Per il mio quindicesimo compleanno, la mamma mi aveva regalato un quaderno a righe per poter scrivere i miei pensieri e una vecchia penna Montblanc scartata dal signor Tallish, e da quel momento, ogni volta che ero triste, arrabbiato o succedeva qualcosa di particolare, sia bella che brutta, me la segnavo. Riflettevo sulla partenza improvvisa di mio padre, sui silenzi di mia madre, sul cambiamento e l'allontanamento di Ellie. Nessuno sapeva ciò che c'era scritto lì sopra e sarebbe sempre stato così. Ogni tanto rileggevo i pensieri del passato e rimanevo ore dopo il lavoro a riflettere su tutto ciò che era successo nella mia breve ma turbolenta vita.

Era oramai passata la mezzanotte, presi le chiavi della Jeep e uscì di casa nel modo più veloce possibile, in modo da non far notare a nessuno la mia assenza alla villa. Guidai per circa quaranta minuti e percorsi solamente dieci km. Odiavo il traffico di New York, soprattutto la sera. I turisti nei taxi facevano rallentare apposta gli autisti per poter ammirare i palazzi illuminati, i grandi schermi di Times Square e scattare foto alla città che non dorme mai. Il rumore assordante dei clacson mi fece venire mal di testa e feci un respiro di sollievo appena riuscii a lasciarmi alle spalle il centro della metropoli.

Arrivai all'indirizzo scritto sul post-it verso l'una del mattino. Il volume della musica che proveniva dalla villa era talmente alto che si riusciva a sentire bene anche a chilometri di distanza. Mi domandai cosa ne pensassero i vicini a riguardo.

Il portone di casa era aperto, un omone alto e robusto bloccava l'entrata a tre ragazzini evidentemente troppo piccoli per entrare e senza un invito. Non sarebbe stato facile neanche per me accedere senza un pass. Mi guardai intorno per cercare una soluzione al mio problema. Per terra c'erano bicchieri vuoti sparpagliati ovunque, ragazze ubriache che gridavano rendendosi ridicole e ragazzi incoscienti che se ne approfittavano in modo spudorato. Dovevo assolutamente trovare Ellie.

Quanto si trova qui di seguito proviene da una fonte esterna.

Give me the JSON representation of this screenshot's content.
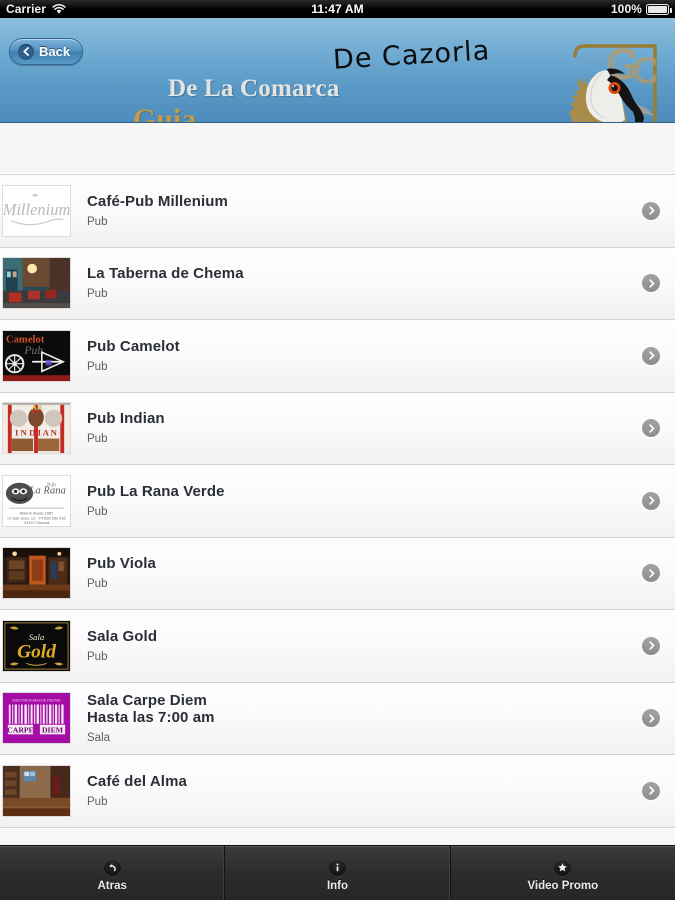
{
  "status_bar": {
    "carrier": "Carrier",
    "wifi_icon": "wifi-icon",
    "time": "11:47 AM",
    "battery_percent": "100%",
    "battery_icon": "battery-full-icon"
  },
  "nav_bar": {
    "back_label": "Back",
    "back_icon": "chevron-left-icon",
    "brand_line_cazorla": "De Cazorla",
    "brand_line_comarca": "De La Comarca",
    "brand_line_guia": "Guia",
    "logo_icon": "bearded-vulture-logo-icon",
    "colors": {
      "nav_top": "#8fbede",
      "nav_bottom": "#4d8cbb",
      "guia_gold": "#c59b49",
      "comarca_grey": "#e3e3e0"
    }
  },
  "list": {
    "disclosure_icon": "chevron-right-icon",
    "items": [
      {
        "title_lines": [
          "Café-Pub Millenium"
        ],
        "subtitle": "Pub",
        "thumb_name": "thumb-cafe-pub-millenium",
        "thumb_kind": "logo-millenium"
      },
      {
        "title_lines": [
          "La Taberna de Chema"
        ],
        "subtitle": "Pub",
        "thumb_name": "thumb-la-taberna-de-chema",
        "thumb_kind": "photo-taberna"
      },
      {
        "title_lines": [
          "Pub Camelot"
        ],
        "subtitle": "Pub",
        "thumb_name": "thumb-pub-camelot",
        "thumb_kind": "logo-camelot"
      },
      {
        "title_lines": [
          "Pub Indian"
        ],
        "subtitle": "Pub",
        "thumb_name": "thumb-pub-indian",
        "thumb_kind": "poster-indian"
      },
      {
        "title_lines": [
          "Pub La Rana Verde"
        ],
        "subtitle": "Pub",
        "thumb_name": "thumb-pub-la-rana-verde",
        "thumb_kind": "card-rana-verde"
      },
      {
        "title_lines": [
          "Pub Viola"
        ],
        "subtitle": "Pub",
        "thumb_name": "thumb-pub-viola",
        "thumb_kind": "photo-viola"
      },
      {
        "title_lines": [
          "Sala Gold"
        ],
        "subtitle": "Pub",
        "thumb_name": "thumb-sala-gold",
        "thumb_kind": "logo-gold"
      },
      {
        "title_lines": [
          "Sala Carpe Diem",
          "Hasta las 7:00 am"
        ],
        "subtitle": "Sala",
        "thumb_name": "thumb-sala-carpe-diem",
        "thumb_kind": "logo-carpe-diem"
      },
      {
        "title_lines": [
          "Café del Alma"
        ],
        "subtitle": "Pub",
        "thumb_name": "thumb-cafe-del-alma",
        "thumb_kind": "photo-alma"
      }
    ]
  },
  "toolbar": {
    "buttons": [
      {
        "label": "Atras",
        "icon": "back-arrow-circle-icon",
        "name": "toolbar-atras"
      },
      {
        "label": "Info",
        "icon": "info-circle-icon",
        "name": "toolbar-info"
      },
      {
        "label": "Video Promo",
        "icon": "star-circle-icon",
        "name": "toolbar-video-promo"
      }
    ]
  }
}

L'ultima volta che era tornata a casa da sola da una festa del genere ci aveva impiegato mezz'ora solo per inserire la chiave nella serratura del portone d'ingresso. Era così ubriaca che rideva in continuazione parlando da sola. Ero rimasto a guardarla, da lontano, mentre cercava invano di entrare in casa senza fare il minimo rumore. Mi chiesi come mai le amiche l'avessero lasciata al cancello della villa non curanti del fatto che una ragazza così malridotta avrebbe anche potuto mettersi nei guai se lasciata sola. A un certo punto aveva rinunciato ad aprire il portone e si era accucciata a terra per dormire, dimenticandosi della porta di servizio. La cosa mi fece tenerezza e pena allo stesso tempo, così mi avvicinai per aiutarla. La sollevai da terra, feci il giro sul retro ed entrai dalla cucina. Cercai di svegliarla piano piano affinché fosse abbastanza cosciente da raggiungere la sua stanza da sola.

"Eleonore, mi sente? È a casa ora. Riesce ad arrivare in camera sua da sola?"

Aveva borbottato qualcosa sottovoce inerente al fatto che non era una bambina e che riusciva benissimo a cavarsela da sola e se ne andò appoggiandosi al muro per restare in equilibrio. Il giorno dopo si era già dimenticata di quell'incontro, non me ne parlò e non mi ringraziò neanche, oppure fece finta di niente.

"Ehi tu, ragazzo. Ce l'hai l'invito? Non potete entrare senza, quante volte ve lo devo ripetere?"

Ero talmente preso dai ricordi che non mi ero neanche reso conto di trovarmi davanti all'entrata dopo aver provato a varcare la soglia.

"Mi scusi, devo aver lasciato il mio invito dentro, se mi lascia entrare glielo mostro".

"Mi credi così stupido? Tornatene a casa poveraccio, questa non è una festa per te".

Mi squadrò da capo a piedi, osservando i miei abiti aveva capito che non appartenevo alla cerchia di amici del proprietario di casa. Non avevo abiti firmati, né tanto meno una camicia bianca stirata e immacolata per ogni giorno della settimana. Mi guardai e me ne andai decisamente a disagio. Dovevo trovare il modo di entrare in quella casa.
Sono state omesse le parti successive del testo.